When, eventually, I got him home and into bed, I went to get the doctor. But when I told him what had happened he did not want to come, and so I have sat here alone with your father for hours now, keeping him cool with cold compresses, tipping his head forward to make him take some water.

It is dark. I don’t know what time it is. Sometime after two. Outside it is very quiet, and the house is very still. And yet I can barely hear your father breathing. I don’t know what he has done to deserve this. You know what a kind and gentle man he is. Oh, Tao, I am so, so weary.

June 6th, 1967

Tao, your father is dead. Sometime after four this morning, I fell asleep in the chair by the bed, and when I awoke he was quite cold. He died alone, while I slept. I don’t know if I can ever forgive myself. I am so sorry, my son. Please know that I love you. I hope you will make a better life for yourself than this.

It was the last entry, although there were many blank pages after.
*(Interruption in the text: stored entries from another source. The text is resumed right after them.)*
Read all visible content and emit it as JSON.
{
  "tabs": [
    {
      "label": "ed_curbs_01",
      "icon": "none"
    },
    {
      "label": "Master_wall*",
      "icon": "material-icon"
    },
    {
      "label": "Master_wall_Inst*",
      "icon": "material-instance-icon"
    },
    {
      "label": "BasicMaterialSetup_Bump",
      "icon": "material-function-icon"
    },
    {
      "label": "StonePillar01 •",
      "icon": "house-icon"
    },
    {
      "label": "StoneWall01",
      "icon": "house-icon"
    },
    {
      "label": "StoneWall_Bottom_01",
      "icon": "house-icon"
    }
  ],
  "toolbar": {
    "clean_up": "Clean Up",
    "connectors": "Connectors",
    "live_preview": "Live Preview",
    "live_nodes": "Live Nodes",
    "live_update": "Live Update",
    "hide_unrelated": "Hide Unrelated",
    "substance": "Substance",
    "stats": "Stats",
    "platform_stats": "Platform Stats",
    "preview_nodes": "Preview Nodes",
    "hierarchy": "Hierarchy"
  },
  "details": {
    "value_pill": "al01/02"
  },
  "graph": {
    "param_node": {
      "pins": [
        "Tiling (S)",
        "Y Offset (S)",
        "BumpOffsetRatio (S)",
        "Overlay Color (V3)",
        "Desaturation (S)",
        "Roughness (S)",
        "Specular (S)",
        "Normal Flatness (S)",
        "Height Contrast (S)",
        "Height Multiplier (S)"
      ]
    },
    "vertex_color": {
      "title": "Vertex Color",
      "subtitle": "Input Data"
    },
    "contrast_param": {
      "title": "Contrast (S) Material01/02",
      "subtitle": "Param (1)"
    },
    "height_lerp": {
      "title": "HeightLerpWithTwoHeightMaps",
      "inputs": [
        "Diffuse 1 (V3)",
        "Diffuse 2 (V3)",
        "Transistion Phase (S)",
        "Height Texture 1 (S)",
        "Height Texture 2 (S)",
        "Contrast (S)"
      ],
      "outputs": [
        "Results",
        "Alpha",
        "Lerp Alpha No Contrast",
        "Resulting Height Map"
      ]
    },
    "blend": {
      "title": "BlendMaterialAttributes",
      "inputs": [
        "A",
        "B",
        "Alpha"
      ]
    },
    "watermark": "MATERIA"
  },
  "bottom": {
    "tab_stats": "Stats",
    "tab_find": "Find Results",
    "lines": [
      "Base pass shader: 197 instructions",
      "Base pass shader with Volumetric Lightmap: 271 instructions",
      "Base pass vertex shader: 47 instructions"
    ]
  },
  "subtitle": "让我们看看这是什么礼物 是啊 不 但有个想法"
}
Li sat with tears filling his eyes, and saw that the first grey light of dawn had appeared in the sky. As a young boy he had been devastated by his mother’s death in prison, shocked and distressed to see his father reduced to the palest shadow of his former self. But he could not imagine how Yuan Tao must have felt, nearly thirty years on, reading his mother’s harrowing account of his father’s death. Of the sickening humiliation and brutality meted out by barbarous, ignorant youths whom his own father had taught. He could picture tears, and anger, and knew that in reading those lines the seeds of revenge had been sewn deep in Yuan Tao’s heart.